Então, como é afrouxar o domínio do silêncio, sem confissão indiscriminada? O primeiro passo é simplesmente ver quanto ainda não foi dito. Quando ensino isso, peço às pessoas que façam um relato bruto de seu dia. Imagine dois potes: um rotulado como “dito” e outro rotulado como “não dito”. Cada vez que você expressar um pensamento, coloque uma ficha mental no primeiro frasco; Cada vez que você pensa em algo, mas para, deixe um escorregar para o outro. A prática é reveladora. O que acaba no pote incalculável não é repreensível ou perigoso – é um contexto mundano e emocional: “Não dormi bem”; “Estou mais sobrecarregado do que pareço”; “Esse comentário significa mais para mim do que você imagina.”
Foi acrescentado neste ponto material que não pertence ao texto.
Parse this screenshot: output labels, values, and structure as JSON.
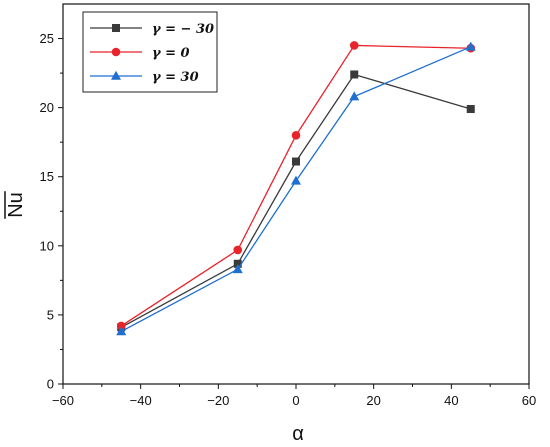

O segundo passo é tratar pelo menos alguns desses momentos como decisões reais e não como reações. Quando as pessoas enfrentam dilemas de divulgação – devo dizer ao meu chefe que tenho TDAH e pedir adaptações? Devo admitir que estou nervoso com esta apresentação? – Julgam com segurança os riscos de divulgação. Esses riscos são reais. Mas raramente fazemos a pergunta simétrica: Quais são os riscos de não contar? Oportunidades perdidas de ajudar. A distância emocional foi confundida com indiferença. Quando as pessoas são levadas a considerar ambos os lados, as suas escolhas tornam-se mais ponderadas e muitas vezes diferentes.
A terceira etapa é ir uma camada mais fundo do que normalmente faria. A maioria das conversas do dia a dia permanecem no nível de comentários: “Dia agitado, ótima reunião, as crianças estão se divertindo”. Divulgação calibrada não significa dizer tudo. Às vezes, isso significa aumentar o que isso significa para você. “Estou entusiasmado com este encontro – e também um pouco nervoso”; “Eles estão rindo tanto – não consigo me lembrar da última vez que ri assim.” Essa camada extra não é gratuita, mas abre possibilidades que o comentário puro raramente abre: para compreensão, coordenação, apoio – e entretenimento.
Isso é importante porque a divulgação é uma habilidade. E como qualquer habilidade, melhora com a prática. Quando jovem, morei na Alemanha com minha família. Apesar da imersão, nunca me tornei fluente em alemão porque tinha medo de errar. Eu vaguei pelo final do verbo, resolvi os assuntos e tratei , Morrer, (e muitos dos seus amigos) como minas terrestres de alto risco. Meu irmão adotou a abordagem oposta. Ele continuou falando, intrigado com a gramática, e continuou andando. Anos depois, ele é fluente. Eu não estou.
Também precisamos de melhores estruturas sociais para uma divulgação segura – normas e espaços onde as pessoas se sintam autorizadas a dizer “isto é difícil para mim” sem julgamento. Isto é em parte uma função cultural (ensinar as crianças a rotular as emoções, ensinando-as a admitir erros) e em parte estrutural (protecções de privacidade nos locais de trabalho, regras sensatas sobre o que os gestores podem perguntar).
Tenho orgulho de continuar sendo um especialista em recuperação de privacidade. Ainda estou preocupado com a segurança dos dados e ainda estou zangado com as confissões performativas que tornam partes da esfera pública tão questionáveis. Mas acredito que a nossa preocupação com a partilha excessiva nos distrai de uma perda silenciosa. O compartilhamento excessivo parece perigoso porque é vívido; Esconder-se parece mais seguro porque é invisível. Suspeito que o maior risco não é dizer muito – é não dizer absolutamente nada.
Leslie John é professora e autora na Harvard Business School exposição (Torva).